The Peugeot 508 SW PSE is a taste of performance cars of the future

Having a ‘halo’ performance brand can have huge repercussions for a mainstream car firm – just look at Peugeot, which is still reaping the benefits of its legendary 205 GTI hot hatch nearly three decades after production ended.

But as we switch to an electrified future, how to continue offering a sporty nameplate can prove challenging – what with these models typically appealing to petrolheads, rather than those focused on economy. But Peugeot has decided to get ahead of the curve, launching its new ‘Peugeot Sport Engineered’ (PSE) brand. The key difference here is that every model to come from PSE will either be a hybrid or electric, which is quite a shock to the system.

The nameplate debuts on the brand’s sleek 508, but is this a future that we can be excited about?

Photos: PA Media

On first impression, you might think the 508 PSE – which is available as both a Fastback or the SW (estate) we’re testing here – is just the standard 508 with a slightly beefier engine and a fancy frock. That is true, in part, with this model being Peugeot’s most powerful road car to date, and getting a seriously aggressive design which we’ll explore later.

But there’s a lot more to it than just outright speed and visuals, what with Peugeot Sport fettling the suspension, chassis and giving it a wider track than the standard car.

There’s quite a lot going on with the 508 PSE underneath the surface, with Peugeot combining a turbocharged 2.0-litre petrol engine (which itself produces 200bhp), with twin electric motors. With one of these being on the front and another on the rear, it also means it’s four-wheel-drive.

There are some pretty impressive figures, too, with the combined petrol-electric output delivering 355bhp and 520Nm of torque, enabling a 0-60mph time of five seconds and a top speed of 155mph.

Yet, charge the model’s 11.5kWh battery up – which takes an hour and three-quarters with a 7kW wallbox – and Peugeot claims a 26-mile electric range. Though you’re unlikely to ever hit the 138.9mpg fuel economy figure, low CO2 emissions of 46g/km give it a benefit-in-kind of just 13 per cent for company car drivers, which would bring welcome savings over the Audi S4 Avant and BMW M340d Touring, which make-do with conventional engines.

Our week of testing was predominantly in the wet (typical Britain, we know) and it truly showcased just how capable the PSE is. When you’re pushing on, you can really feel the traction at the rear axle helping to drive you around the corner. The well-weighted steering has clearly had plenty of recalibration to make it feel more involving than the standard car, while the agility for a 1.9-tonne hybrid estate car is nothing short of remarkable.

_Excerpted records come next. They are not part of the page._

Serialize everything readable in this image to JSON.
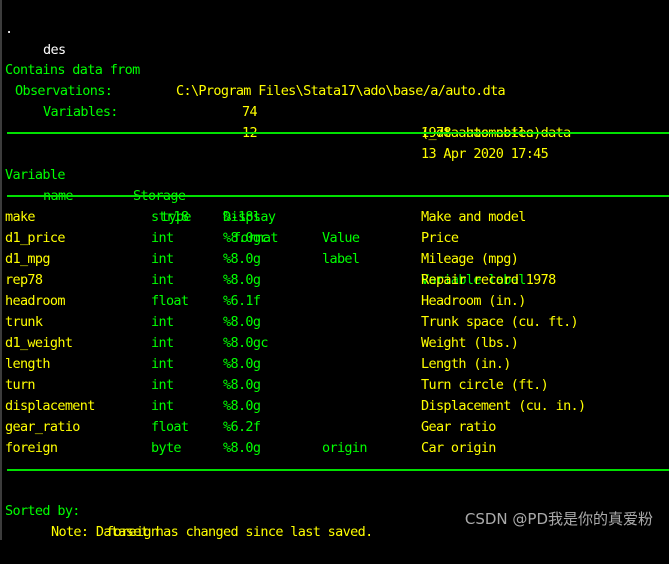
{
  "command": {
    "prompt": ".",
    "text": "des"
  },
  "header": {
    "contains_label": "Contains data from",
    "file_path": "C:\\Program Files\\Stata17\\ado\\base/a/auto.dta",
    "observations_label": "Observations:",
    "observations_value": "74",
    "variables_label": "Variables:",
    "variables_value": "12",
    "dataset_label": "1978 automobile data",
    "timestamp": "13 Apr 2020 17:45",
    "notes": "(_dta has notes)"
  },
  "columns": {
    "variable_top": "Variable",
    "variable_bottom": "name",
    "storage_top": "Storage",
    "storage_bottom": "type",
    "display_top": "Display",
    "display_bottom": "format",
    "value_top": "Value",
    "value_bottom": "label",
    "varlabel": "Variable label"
  },
  "rows": [
    {
      "name": "make",
      "type": "str18",
      "format": "%-18s",
      "value_label": "",
      "label": "Make and model"
    },
    {
      "name": "d1_price",
      "type": "int",
      "format": "%8.0gc",
      "value_label": "",
      "label": "Price"
    },
    {
      "name": "d1_mpg",
      "type": "int",
      "format": "%8.0g",
      "value_label": "",
      "label": "Mileage (mpg)"
    },
    {
      "name": "rep78",
      "type": "int",
      "format": "%8.0g",
      "value_label": "",
      "label": "Repair record 1978"
    },
    {
      "name": "headroom",
      "type": "float",
      "format": "%6.1f",
      "value_label": "",
      "label": "Headroom (in.)"
    },
    {
      "name": "trunk",
      "type": "int",
      "format": "%8.0g",
      "value_label": "",
      "label": "Trunk space (cu. ft.)"
    },
    {
      "name": "d1_weight",
      "type": "int",
      "format": "%8.0gc",
      "value_label": "",
      "label": "Weight (lbs.)"
    },
    {
      "name": "length",
      "type": "int",
      "format": "%8.0g",
      "value_label": "",
      "label": "Length (in.)"
    },
    {
      "name": "turn",
      "type": "int",
      "format": "%8.0g",
      "value_label": "",
      "label": "Turn circle (ft.)"
    },
    {
      "name": "displacement",
      "type": "int",
      "format": "%8.0g",
      "value_label": "",
      "label": "Displacement (cu. in.)"
    },
    {
      "name": "gear_ratio",
      "type": "float",
      "format": "%6.2f",
      "value_label": "",
      "label": "Gear ratio"
    },
    {
      "name": "foreign",
      "type": "byte",
      "format": "%8.0g",
      "value_label": "origin",
      "label": "Car origin"
    }
  ],
  "footer": {
    "sorted_label": "Sorted by:",
    "sorted_value": "foreign",
    "note": "Note: Dataset has changed since last saved."
  },
  "watermark": "CSDN @PD我是你的真爱粉",
  "colors": {
    "background": "#000000",
    "result_green": "#00ff00",
    "text_yellow": "#ffff00",
    "command_white": "#ffffff"
  }
}
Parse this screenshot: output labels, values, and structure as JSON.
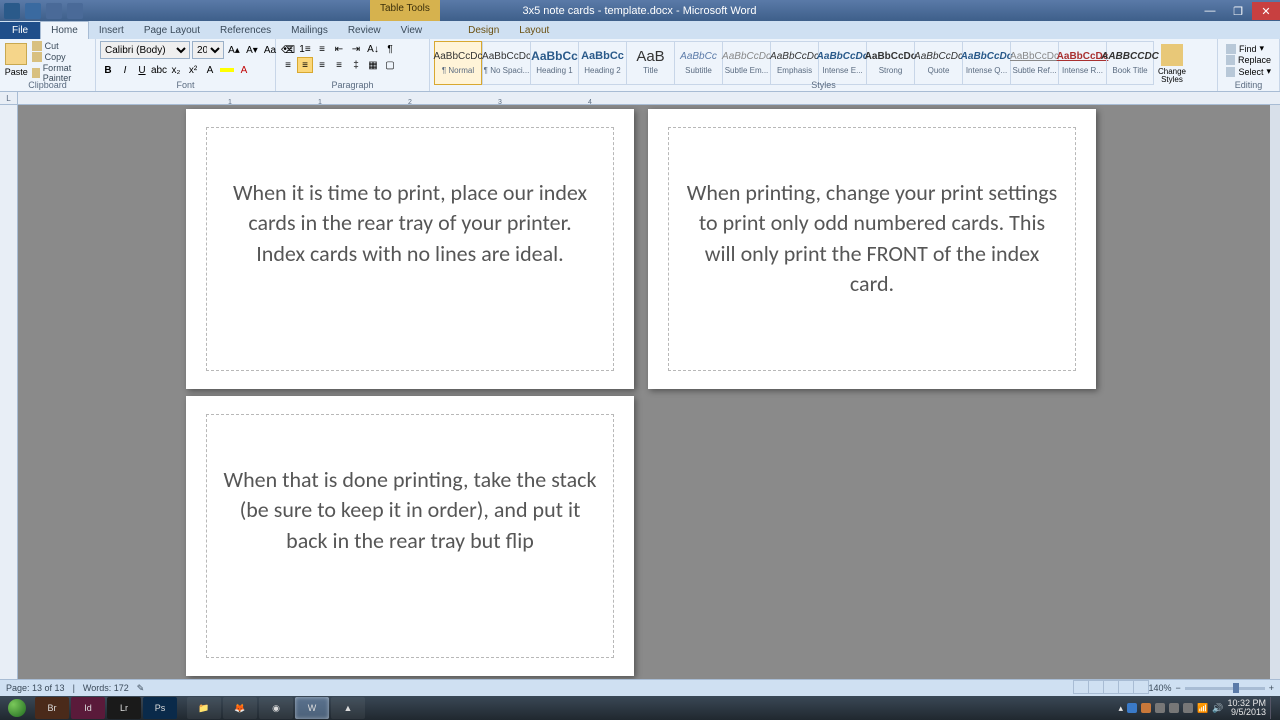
{
  "title": "3x5 note cards - template.docx - Microsoft Word",
  "contextTab": "Table Tools",
  "tabs": {
    "file": "File",
    "home": "Home",
    "insert": "Insert",
    "pagelayout": "Page Layout",
    "references": "References",
    "mailings": "Mailings",
    "review": "Review",
    "view": "View",
    "design": "Design",
    "layout": "Layout"
  },
  "ribbon": {
    "clipboard": {
      "label": "Clipboard",
      "paste": "Paste",
      "cut": "Cut",
      "copy": "Copy",
      "fmt": "Format Painter"
    },
    "font": {
      "label": "Font",
      "name": "Calibri (Body)",
      "size": "20"
    },
    "paragraph": {
      "label": "Paragraph"
    },
    "styles": {
      "label": "Styles",
      "items": [
        {
          "preview": "AaBbCcDc",
          "name": "¶ Normal",
          "sel": true,
          "color": "#333"
        },
        {
          "preview": "AaBbCcDc",
          "name": "¶ No Spaci...",
          "color": "#333"
        },
        {
          "preview": "AaBbCc",
          "name": "Heading 1",
          "color": "#2a5a8a",
          "size": "12px",
          "bold": true
        },
        {
          "preview": "AaBbCc",
          "name": "Heading 2",
          "color": "#2a5a8a",
          "size": "11px",
          "bold": true
        },
        {
          "preview": "AaB",
          "name": "Title",
          "color": "#333",
          "size": "15px"
        },
        {
          "preview": "AaBbCc",
          "name": "Subtitle",
          "color": "#5a7aa8",
          "italic": true
        },
        {
          "preview": "AaBbCcDc",
          "name": "Subtle Em...",
          "color": "#888",
          "italic": true
        },
        {
          "preview": "AaBbCcDc",
          "name": "Emphasis",
          "color": "#333",
          "italic": true
        },
        {
          "preview": "AaBbCcDc",
          "name": "Intense E...",
          "color": "#2a5a8a",
          "italic": true,
          "bold": true
        },
        {
          "preview": "AaBbCcDc",
          "name": "Strong",
          "color": "#333",
          "bold": true
        },
        {
          "preview": "AaBbCcDc",
          "name": "Quote",
          "color": "#333",
          "italic": true
        },
        {
          "preview": "AaBbCcDc",
          "name": "Intense Q...",
          "color": "#2a5a8a",
          "italic": true,
          "bold": true
        },
        {
          "preview": "AaBbCcDc",
          "name": "Subtle Ref...",
          "color": "#888",
          "ul": true
        },
        {
          "preview": "AaBbCcDc",
          "name": "Intense R...",
          "color": "#a83030",
          "ul": true,
          "bold": true
        },
        {
          "preview": "AABBCCDC",
          "name": "Book Title",
          "color": "#333",
          "bold": true,
          "italic": true
        }
      ],
      "change": "Change Styles"
    },
    "editing": {
      "label": "Editing",
      "find": "Find",
      "replace": "Replace",
      "select": "Select"
    }
  },
  "cards": {
    "c1": "When it is time to print, place our index cards in the rear tray of your printer.  Index cards with no lines are ideal.",
    "c2": "When printing, change your print settings to print only odd numbered cards.  This will only print the FRONT of the index card.",
    "c3": "When that is done printing, take the stack (be sure to keep it in order), and put it back in the rear tray but flip"
  },
  "status": {
    "page": "Page: 13 of 13",
    "words": "Words: 172",
    "zoom": "140%"
  },
  "taskbar": {
    "time": "10:32 PM",
    "date": "9/5/2013",
    "apps": [
      "Br",
      "Id",
      "Lr",
      "Ps"
    ]
  }
}
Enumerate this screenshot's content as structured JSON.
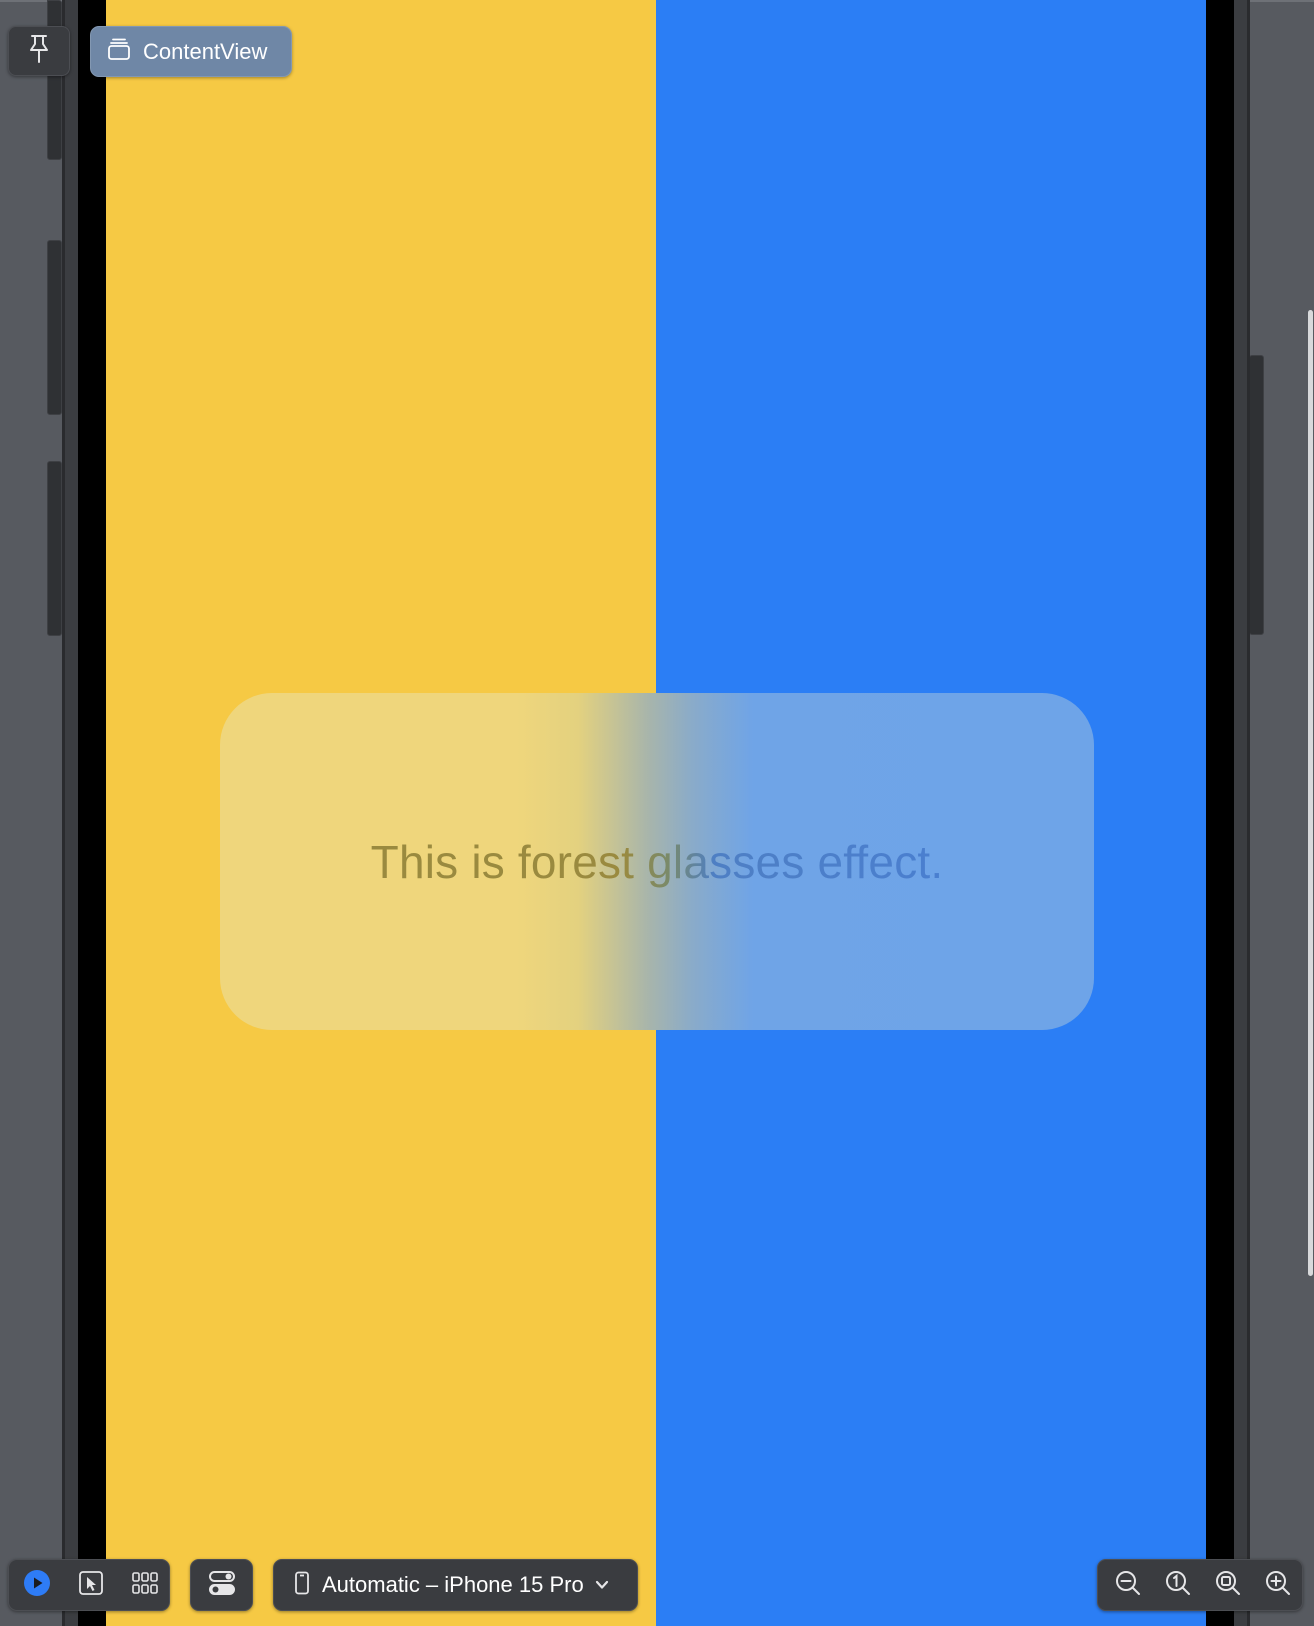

You also sit delightfully low in the superb leather and Alcantara sports seats that help to elevate that sporty feel, while should you want to tame things down a bit, a ‘Comfort’ setting makes the 508 PSE a decent cruiser. It’s still pretty firm, though, thanks to Peugeot stiffening up the suspension by 50 per cent and large 20-inch wheels wrapped in low-tyre wall Michelin Pilot Sport 4S rubber.

Even in non-sporty guise, we reckon the 508 SW is one of the most striking estate cars on the market. But in PSE trim things are certainly taken up a notch. It attracts glances on the road like few hybrid wagons ever could, with the darkened chrome Peugeot badges not immediately noticeable and inviting the inquisitive to take a closer look.

The PSE can be spotted by its bold grille with larger air intakes, as well as the lashings of Kryptonite (the greeny-yellow bits, if you’re wondering what we’re on about) on the front-end, badging and brake callipers. You’ll also notice the fancy aero pieces that stick out on the lower bumpers, along with a fancy rear diffuser. It is – to our eyes at least – one of the best-looking cars you can buy today.

The 508’s interior is bold and imaginative, that’s for sure, with a large upfront digital instrument cluster up ahead, a prominent touchscreen with aircraft-like toggle switches and Peugeot’s now-infamous small steering wheel. Though it all looks the part, the ergonomics won’t suit all, with the seating and steering wheel position requiring plenty of adjustment so you can see the dials properly. The touchscreen is also quite laggy, and not anywhere as good as those found in Audis and BMW at a similar price.

More positively, the PSE offers the same large 529-litre boot space as the standard 508SW, while rear-seat space is plentiful for adults, even with the model’s sleeker styling than what’s typically found with an estate car.

But the 508SW PSE is a truly exciting car that showcases that the electrified future is something to really look forward to. It brings innovation, performance and indicates just how far Peugeot has transformed itself in recent years. Though Peugeot Sport Engineered’s first car might not make the most rational sense, it’s a brilliant halo model and one that gets this firm’s new electrified sporty line off to a fantastic start.